The only problem is, it is not theoretically correct. if an object is an ArrayList<String>, its class cannot be Class<ArrayList<String>> - there is no such class, there is only a Class<ArrayList>.

This is actually not related to erasure. If one day Java gets full reified types, getClass() should still return Class<? extends |X|>; however there should be a new method, like getType() which can return a more detailed Type<? extends X>. (though, getType may conflict with a lot of existing classes with their own getType methods)

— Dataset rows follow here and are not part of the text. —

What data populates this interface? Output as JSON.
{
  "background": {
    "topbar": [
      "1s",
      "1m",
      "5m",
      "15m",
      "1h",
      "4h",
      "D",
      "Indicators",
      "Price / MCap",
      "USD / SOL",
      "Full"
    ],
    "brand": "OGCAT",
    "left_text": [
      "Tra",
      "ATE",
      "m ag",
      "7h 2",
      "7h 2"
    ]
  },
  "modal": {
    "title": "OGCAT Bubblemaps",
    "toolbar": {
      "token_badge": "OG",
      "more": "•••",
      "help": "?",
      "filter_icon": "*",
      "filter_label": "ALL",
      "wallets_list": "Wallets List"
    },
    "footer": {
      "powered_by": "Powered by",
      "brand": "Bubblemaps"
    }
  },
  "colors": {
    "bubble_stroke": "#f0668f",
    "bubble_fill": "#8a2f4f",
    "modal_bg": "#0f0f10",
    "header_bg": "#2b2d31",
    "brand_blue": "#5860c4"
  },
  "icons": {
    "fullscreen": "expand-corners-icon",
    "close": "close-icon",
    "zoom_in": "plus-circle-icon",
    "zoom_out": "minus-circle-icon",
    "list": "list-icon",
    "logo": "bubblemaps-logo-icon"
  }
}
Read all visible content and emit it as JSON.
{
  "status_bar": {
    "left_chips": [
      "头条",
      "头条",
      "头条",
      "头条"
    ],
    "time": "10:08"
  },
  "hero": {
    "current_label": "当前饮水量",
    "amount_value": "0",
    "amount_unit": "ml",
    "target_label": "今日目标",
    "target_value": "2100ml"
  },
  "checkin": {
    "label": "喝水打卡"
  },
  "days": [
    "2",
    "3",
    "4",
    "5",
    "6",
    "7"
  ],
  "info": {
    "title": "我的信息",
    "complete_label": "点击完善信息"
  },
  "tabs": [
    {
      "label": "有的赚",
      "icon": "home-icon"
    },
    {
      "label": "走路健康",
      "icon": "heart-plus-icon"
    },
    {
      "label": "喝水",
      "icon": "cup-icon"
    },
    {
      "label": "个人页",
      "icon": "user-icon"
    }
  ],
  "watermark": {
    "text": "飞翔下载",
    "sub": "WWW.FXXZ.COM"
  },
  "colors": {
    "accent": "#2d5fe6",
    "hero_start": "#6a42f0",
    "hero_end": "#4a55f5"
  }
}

For the timing being, since Class<? extends X> might be useful in a lot of cases, we can design our own method that does that

static <X> Class<? extends X> myGetClass(X x){ ... }

but it's understandable they wouldn't put this kind of hack in standard lib.

Answer 2

Consider the following program:

var a = new ArrayList<String>();
var b = new ArrayList<Integer>();
var aType = a.getClass();        
var bType = b.getClass();        

if (aType == bType) {
  ...
}

If we execute this, aType and bType will contain the same runtime class object (since all instances of a generic type share the same runtime class), and the body of the if statement will execute.

It will also compile just fine. In particular, the declared types of aType and bType are both Class<? extends ArrayList>, and comparing two references of compatible types makes sense to the compiler.

However, if getClass were defined to return Class<? extends T> instead, the compile time types of aType would be Class<? extends ArrayList<String>, and the type of bType would be Class<? extends ArrayList<Integer>>. Since Java defines generics as invariant, these are inconvertible types, and the compiler would thus be required to reject the comparision aType == bType as nonsensical, even though the runtime thinks it true.

Since fixing this would have required a major extension to the java type system, declaring getClass to return the erasure was likely seen as the simpler option, even though it causes counter-intuitive behavior in other cases, such as the one you encountered. And of course, once defined that way, it could no longer be changed without breaking API ...

To work around the workaround, you can use an unchecked cast:

@SuppressWarnings("unchecked")
<T> Class<? extends T> getTypedClassOf(T t) {
   return (Class) t.getClass();
}

Of course, this means that you might need to resort to unchecked casts to get the compiler to understand that class objects of inconvertible types might be identical after all ...